Triglyceride Glucose-Body Mass Index Is a Simple and Clinically Useful Surrogate Marker for Insulin Resistance in Nondiabetic Individuals

Background Insulin resistance (IR) and the consequences of compensatory hyperinsulinemia are pathogenic factors for a set of metabolic abnormalities, which contribute to the development of diabetes mellitus and cardiovascular diseases. We compared traditional lipid levels and ratios and combined them with fasting plasma glucose (FPG) levels or adiposity status for determining their efficiency as independent risk factors for IR. Methods We enrolled 511 Taiwanese individuals for the analysis. The clinical usefulness of various parameters—such as traditional lipid levels and ratios; visceral adiposity indicators, visceral adiposity index (VAI), and lipid accumulation product (LAP); the product of triglyceride (TG) and FPG (the TyG index); TyG with adiposity status (TyG-body mass index [BMI]) and TyG-waist circumference index [WC]); and adipokine levels and ratios—was analyzed to identify IR. Results For all lipid ratios, the TG/high-density lipoprotein cholesterol (HDL-C) ratio had the highest additional percentage of variation in the homeostasis model assessment of insulin resistance (HOMA-IR; 7.0% in total); for all variables of interest, TyG-BMI and leptin-adiponectin ratio (LAR) were strongly associated with HOMA-IR, with 16.6% and 23.2% of variability, respectively.
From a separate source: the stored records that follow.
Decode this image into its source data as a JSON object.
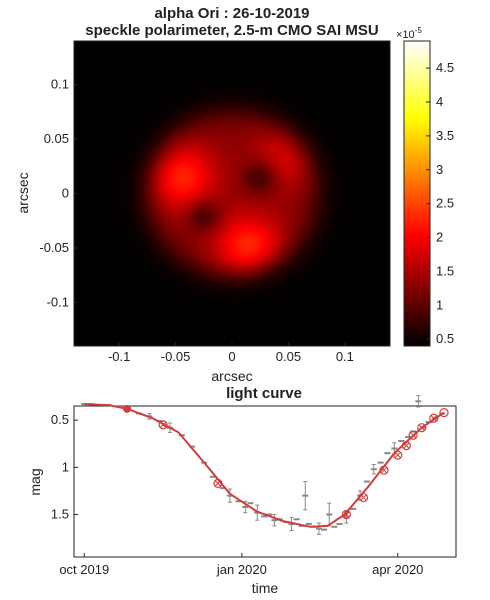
{
  "chart_data": [
    {
      "type": "heatmap",
      "title": "alpha Ori : 26-10-2019",
      "subtitle": "speckle polarimeter, 2.5-m CMO SAI MSU",
      "xlabel": "arcsec",
      "ylabel": "arcsec",
      "xlim": [
        -0.14,
        0.14
      ],
      "ylim": [
        -0.14,
        0.14
      ],
      "xticks": [
        -0.1,
        -0.05,
        0,
        0.05,
        0.1
      ],
      "xtick_labels": [
        "-0.1",
        "-0.05",
        "0",
        "0.05",
        "0.1"
      ],
      "yticks": [
        0.1,
        0.05,
        0,
        -0.05,
        -0.1
      ],
      "ytick_labels": [
        "0.1",
        "0.05",
        "0",
        "-0.05",
        "-0.1"
      ],
      "colorbar": {
        "exponent_label": "×10",
        "exponent_power": "-5",
        "range": [
          0.4,
          4.9
        ],
        "ticks": [
          4.5,
          4,
          3.5,
          3,
          2.5,
          2,
          1.5,
          1,
          0.5
        ],
        "tick_labels": [
          "4.5",
          "4",
          "3.5",
          "3",
          "2.5",
          "2",
          "1.5",
          "1",
          "0.5"
        ],
        "colormap": "hot"
      },
      "image": {
        "background_value": 0.4,
        "disk_center": [
          0.0,
          0.0
        ],
        "disk_radius_arcsec": 0.075,
        "bright_lobes": [
          {
            "x": -0.045,
            "y": 0.015,
            "value": 2.05
          },
          {
            "x": 0.015,
            "y": -0.05,
            "value": 2.1
          },
          {
            "x": 0.05,
            "y": 0.035,
            "value": 1.6
          }
        ],
        "dark_spots": [
          {
            "x": 0.025,
            "y": 0.015,
            "value": 0.7
          },
          {
            "x": -0.025,
            "y": -0.02,
            "value": 0.7
          }
        ]
      }
    },
    {
      "type": "line",
      "title": "light curve",
      "xlabel": "time",
      "ylabel": "mag",
      "y_reversed": true,
      "xlim": [
        "2019-09-25",
        "2020-05-05"
      ],
      "ylim": [
        0.35,
        1.95
      ],
      "xticks": [
        "2019-10-01",
        "2020-01-01",
        "2020-04-01"
      ],
      "xtick_labels": [
        "oct 2019",
        "jan 2020",
        "apr 2020"
      ],
      "yticks": [
        0.5,
        1,
        1.5
      ],
      "ytick_labels": [
        "0.5",
        "1",
        "1.5"
      ],
      "grid": false,
      "colors": {
        "observations": "#888888",
        "model": "#d23c3c"
      },
      "series": [
        {
          "values": [
            {
              "x": "2019-10-01",
              "y": 0.33
            },
            {
              "x": "2019-10-05",
              "y": 0.33
            },
            {
              "x": "2019-10-15",
              "y": 0.34
            },
            {
              "x": "2019-10-22",
              "y": 0.36
            },
            {
              "x": "2019-10-26",
              "y": 0.38
            },
            {
              "x": "2019-11-02",
              "y": 0.43
            },
            {
              "x": "2019-11-08",
              "y": 0.46,
              "err": 0.03
            },
            {
              "x": "2019-11-14",
              "y": 0.51
            },
            {
              "x": "2019-11-20",
              "y": 0.58,
              "err": 0.05
            },
            {
              "x": "2019-11-27",
              "y": 0.66
            },
            {
              "x": "2019-12-03",
              "y": 0.78
            },
            {
              "x": "2019-12-10",
              "y": 0.95
            },
            {
              "x": "2019-12-15",
              "y": 1.1
            },
            {
              "x": "2019-12-21",
              "y": 1.22
            },
            {
              "x": "2019-12-25",
              "y": 1.3,
              "err": 0.07
            },
            {
              "x": "2019-12-30",
              "y": 1.36
            },
            {
              "x": "2020-01-03",
              "y": 1.42,
              "err": 0.06
            },
            {
              "x": "2020-01-06",
              "y": 1.38
            },
            {
              "x": "2020-01-10",
              "y": 1.48,
              "err": 0.08
            },
            {
              "x": "2020-01-14",
              "y": 1.52
            },
            {
              "x": "2020-01-17",
              "y": 1.5
            },
            {
              "x": "2020-01-20",
              "y": 1.56,
              "err": 0.06
            },
            {
              "x": "2020-01-23",
              "y": 1.55
            },
            {
              "x": "2020-01-27",
              "y": 1.58
            },
            {
              "x": "2020-01-30",
              "y": 1.6,
              "err": 0.07
            },
            {
              "x": "2020-02-02",
              "y": 1.55
            },
            {
              "x": "2020-02-05",
              "y": 1.62
            },
            {
              "x": "2020-02-07",
              "y": 1.3,
              "err": 0.15
            },
            {
              "x": "2020-02-09",
              "y": 1.6
            },
            {
              "x": "2020-02-12",
              "y": 1.63
            },
            {
              "x": "2020-02-15",
              "y": 1.65,
              "err": 0.06
            },
            {
              "x": "2020-02-18",
              "y": 1.66
            },
            {
              "x": "2020-02-21",
              "y": 1.5,
              "err": 0.12
            },
            {
              "x": "2020-02-24",
              "y": 1.63
            },
            {
              "x": "2020-02-27",
              "y": 1.6
            },
            {
              "x": "2020-03-02",
              "y": 1.53,
              "err": 0.06
            },
            {
              "x": "2020-03-06",
              "y": 1.44
            },
            {
              "x": "2020-03-10",
              "y": 1.3,
              "err": 0.05
            },
            {
              "x": "2020-03-14",
              "y": 1.15
            },
            {
              "x": "2020-03-18",
              "y": 1.02,
              "err": 0.05
            },
            {
              "x": "2020-03-22",
              "y": 0.95
            },
            {
              "x": "2020-03-26",
              "y": 0.85
            },
            {
              "x": "2020-03-30",
              "y": 0.8,
              "err": 0.06
            },
            {
              "x": "2020-04-03",
              "y": 0.72
            },
            {
              "x": "2020-04-07",
              "y": 0.68
            },
            {
              "x": "2020-04-10",
              "y": 0.62
            },
            {
              "x": "2020-04-13",
              "y": 0.3,
              "err": 0.06
            },
            {
              "x": "2020-04-16",
              "y": 0.58
            },
            {
              "x": "2020-04-19",
              "y": 0.52
            },
            {
              "x": "2020-04-23",
              "y": 0.48
            },
            {
              "x": "2020-04-27",
              "y": 0.43
            }
          ]
        },
        {
          "values": [
            {
              "x": "2019-10-01",
              "y": 0.33
            },
            {
              "x": "2019-10-15",
              "y": 0.34
            },
            {
              "x": "2019-10-26",
              "y": 0.38
            },
            {
              "x": "2019-11-10",
              "y": 0.48
            },
            {
              "x": "2019-11-25",
              "y": 0.63
            },
            {
              "x": "2019-12-10",
              "y": 0.95
            },
            {
              "x": "2019-12-25",
              "y": 1.28
            },
            {
              "x": "2020-01-10",
              "y": 1.47
            },
            {
              "x": "2020-01-25",
              "y": 1.57
            },
            {
              "x": "2020-02-10",
              "y": 1.63
            },
            {
              "x": "2020-02-20",
              "y": 1.62
            },
            {
              "x": "2020-03-01",
              "y": 1.5
            },
            {
              "x": "2020-03-15",
              "y": 1.2
            },
            {
              "x": "2020-03-30",
              "y": 0.85
            },
            {
              "x": "2020-04-15",
              "y": 0.58
            },
            {
              "x": "2020-04-28",
              "y": 0.42
            }
          ]
        },
        {
          "values": [
            {
              "x": "2019-10-26",
              "y": 0.38,
              "marker": "filled"
            },
            {
              "x": "2019-11-16",
              "y": 0.55,
              "marker": "open-x"
            },
            {
              "x": "2019-12-18",
              "y": 1.17,
              "marker": "open-x"
            },
            {
              "x": "2020-03-02",
              "y": 1.5,
              "marker": "open-x"
            },
            {
              "x": "2020-03-12",
              "y": 1.32,
              "marker": "open-x"
            },
            {
              "x": "2020-03-24",
              "y": 1.03,
              "marker": "open-x"
            },
            {
              "x": "2020-04-01",
              "y": 0.87,
              "marker": "open-x"
            },
            {
              "x": "2020-04-06",
              "y": 0.77,
              "marker": "open-x"
            },
            {
              "x": "2020-04-10",
              "y": 0.66,
              "marker": "open-x"
            },
            {
              "x": "2020-04-15",
              "y": 0.58,
              "marker": "open-x"
            },
            {
              "x": "2020-04-22",
              "y": 0.48,
              "marker": "open-x"
            },
            {
              "x": "2020-04-28",
              "y": 0.42,
              "marker": "open"
            }
          ]
        }
      ]
    }
  ]
}
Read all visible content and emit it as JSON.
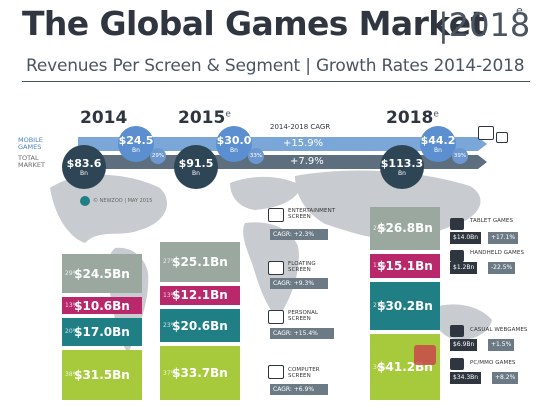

A logistic regression analysis revealed similar patterns. A receiver operating characteristic (ROC) curve analysis indicated that TG/HDL-C was a more efficient IR discriminator than other lipid variables or ratios. The area under the ROC curve (AUC) for VAI (0.734) and TyG (0.708) was larger than that for TG/HDL-C (0.707). TyG-BMI and LAR had the largest AUC (0.801 and 0.801, respectively). Conclusion TyG-BMI is a simple, powerful, and clinically useful surrogate marker for early identification of IR.